Paginated list (GET /api/posts?page=0&size=2):

{
  "content": [ { "id": 1, "title": "Hello Spring", "commentCount": 0 } ],
  "totalElements": 1,
  "totalPages": 1,
  "number": 0,
  "size": 2
}

Validation failure (POST with {"title":"","body":"x","author":""}):

{ "type": "about:blank", "title": "Validation failed", "status": 400,
  "title": "must not be blank", "author": "must not be blank" }

Step 10 — Tests

Slice the controller with @WebMvcTest and a mocked service to verify HTTP behavior without a database:

import org.junit.jupiter.api.Test;
import org.mockito.Mockito;
import org.springframework.beans.factory.annotation.Autowired;
import org.springframework.boot.test.autoconfigure.web.servlet.WebMvcTest;
import org.springframework.boot.test.mock.mockito.MockBean;
import org.springframework.test.web.servlet.MockMvc;

import static org.mockito.ArgumentMatchers.any;
import static org.springframework.test.web.servlet.request.MockMvcRequestBuilders.post;
import static org.springframework.test.web.servlet.result.MockMvcResultMatchers.*;

@WebMvcTest(PostController.class)
class PostControllerTest {

    @Autowired MockMvc mvc;
    @MockBean PostService service;

    @Test
    void rejectsBlankTitle() throws Exception {
        mvc.perform(post("/api/posts")
                .contentType("application/json")
                .content("{\"title\":\"\",\"body\":\"x\",\"author\":\"a\"}"))
           .andExpect(status().isBadRequest());
    }

    @Test
    void createsPost() throws Exception {
        Mockito.when(service.create(any()))
               .thenReturn(new PostResponse(1L, "T", "B", "a", 0, java.time.Instant.now()));
        mvc.perform(post("/api/posts")
                .contentType("application/json")
                .content("{\"title\":\"T\",\"body\":\"B\",\"author\":\"a\"}"))
           .andExpect(status().isCreated())
           .andExpect(jsonPath("$.id").value(1));
    }
}

Test the repository against a real (in-memory) database with @DataJpaTest, and the full stack with @SpringBootTest.
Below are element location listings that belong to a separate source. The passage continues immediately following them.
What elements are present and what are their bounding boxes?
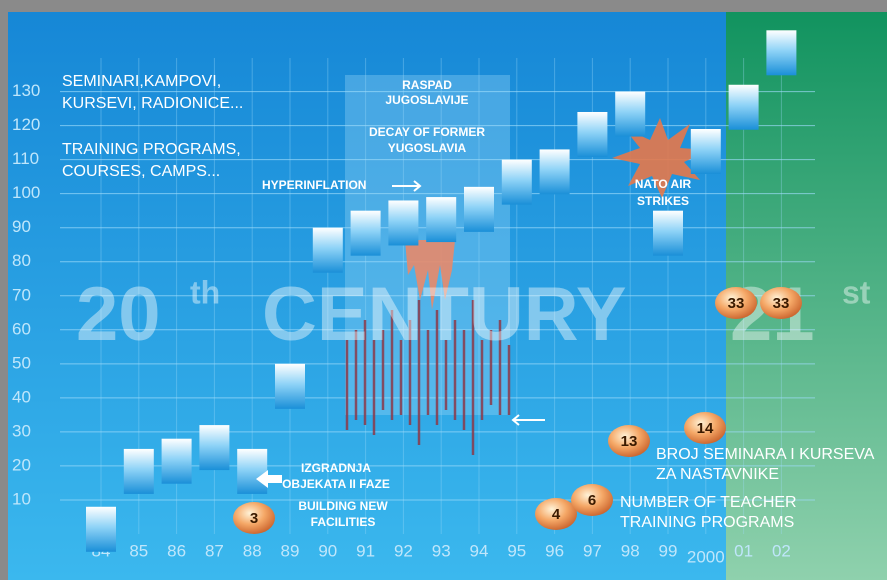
note: JUGOSLAVIJE: [385, 93, 468, 107]
bar: [237, 449, 267, 494]
y-tick-label: 10: [12, 489, 31, 508]
y-tick-label: 120: [12, 115, 40, 134]
x-tick-label: 90: [318, 541, 337, 560]
bar: [388, 200, 418, 245]
bar: [577, 112, 607, 157]
x-tick-label: 85: [129, 541, 148, 560]
watermark: CENTURY: [262, 272, 627, 357]
note: NATO AIR: [635, 177, 692, 191]
x-tick-label: 02: [772, 541, 791, 560]
x-tick-label: 86: [167, 541, 186, 560]
bar: [124, 449, 154, 494]
bar: [615, 92, 645, 137]
y-tick-label: 110: [12, 149, 39, 168]
note: OBJEKATA II FAZE: [282, 477, 390, 491]
y-tick-label: 80: [12, 251, 31, 270]
y-tick-label: 60: [12, 319, 31, 338]
note: ZA NASTAVNIKE: [656, 466, 779, 483]
note: BUILDING NEW: [298, 499, 388, 513]
y-tick-label: 70: [12, 285, 31, 304]
x-tick-label: 2000: [687, 547, 725, 566]
badge-label: 6: [588, 492, 596, 509]
bar: [540, 149, 570, 194]
watermark: th: [190, 274, 220, 310]
note: TRAINING PROGRAMS: [620, 514, 794, 531]
y-tick-label: 20: [12, 455, 31, 474]
badge-label: 3: [250, 510, 258, 527]
note: FACILITIES: [311, 515, 376, 529]
note: BROJ SEMINARA I KURSEVA: [656, 446, 875, 463]
chart: 1020304050607080901001101201308485868788…: [0, 0, 887, 580]
badge-label: 4: [552, 506, 561, 523]
bar: [199, 425, 229, 470]
badge-label: 33: [773, 295, 790, 312]
badge-label: 14: [697, 420, 714, 437]
y-tick-label: 40: [12, 387, 31, 406]
watermark: st: [842, 274, 871, 310]
bar: [426, 197, 456, 242]
note: NUMBER OF TEACHER: [620, 494, 797, 511]
y-tick-label: 130: [12, 81, 40, 100]
watermark: 20: [76, 272, 161, 357]
x-tick-label: 96: [545, 541, 564, 560]
x-tick-label: 88: [243, 541, 262, 560]
x-tick-label: 91: [356, 541, 375, 560]
y-tick-label: 90: [12, 217, 31, 236]
note: DECAY OF FORMER: [369, 125, 485, 139]
note: RASPAD: [402, 78, 452, 92]
x-tick-label: 94: [470, 541, 489, 560]
bar: [313, 228, 343, 273]
note: TRAINING PROGRAMS,: [62, 141, 241, 158]
note: SEMINARI,KAMPOVI,: [62, 73, 221, 90]
x-tick-label: 93: [432, 541, 451, 560]
bar: [691, 129, 721, 174]
note: IZGRADNJA: [301, 461, 371, 475]
badge-label: 13: [621, 433, 638, 450]
y-tick-label: 50: [12, 353, 31, 372]
bar: [86, 507, 116, 552]
note: HYPERINFLATION: [262, 178, 366, 192]
x-tick-label: 99: [659, 541, 678, 560]
bar: [766, 30, 796, 75]
note: STRIKES: [637, 194, 689, 208]
x-tick-label: 89: [281, 541, 300, 560]
x-tick-label: 95: [507, 541, 526, 560]
note: YUGOSLAVIA: [388, 141, 467, 155]
bar: [502, 160, 532, 205]
bar: [729, 85, 759, 130]
bar: [275, 364, 305, 409]
x-tick-label: 98: [621, 541, 640, 560]
bar: [351, 211, 381, 256]
badge-label: 33: [728, 295, 745, 312]
y-tick-label: 30: [12, 421, 31, 440]
bar: [162, 439, 192, 484]
x-tick-label: 97: [583, 541, 602, 560]
note: COURSES, CAMPS...: [62, 163, 220, 180]
bar: [653, 211, 683, 256]
x-tick-label: 87: [205, 541, 224, 560]
note: KURSEVI, RADIONICE...: [62, 95, 243, 112]
bar: [464, 187, 494, 232]
x-tick-label: 92: [394, 541, 413, 560]
y-tick-label: 100: [12, 183, 40, 202]
x-tick-label: 01: [734, 541, 753, 560]
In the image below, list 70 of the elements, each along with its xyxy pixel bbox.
See Testing Intro for the strategy.

Where to go next

This API is feature-complete for a blog. To make it production-ready, add JWT authentication so only owners edit their posts, swap H2 for PostgreSQL with Flyway migrations, document it with Swagger/OpenAPI, and containerize it for deploy with Docker. The E-Commerce Backend project builds on all of these.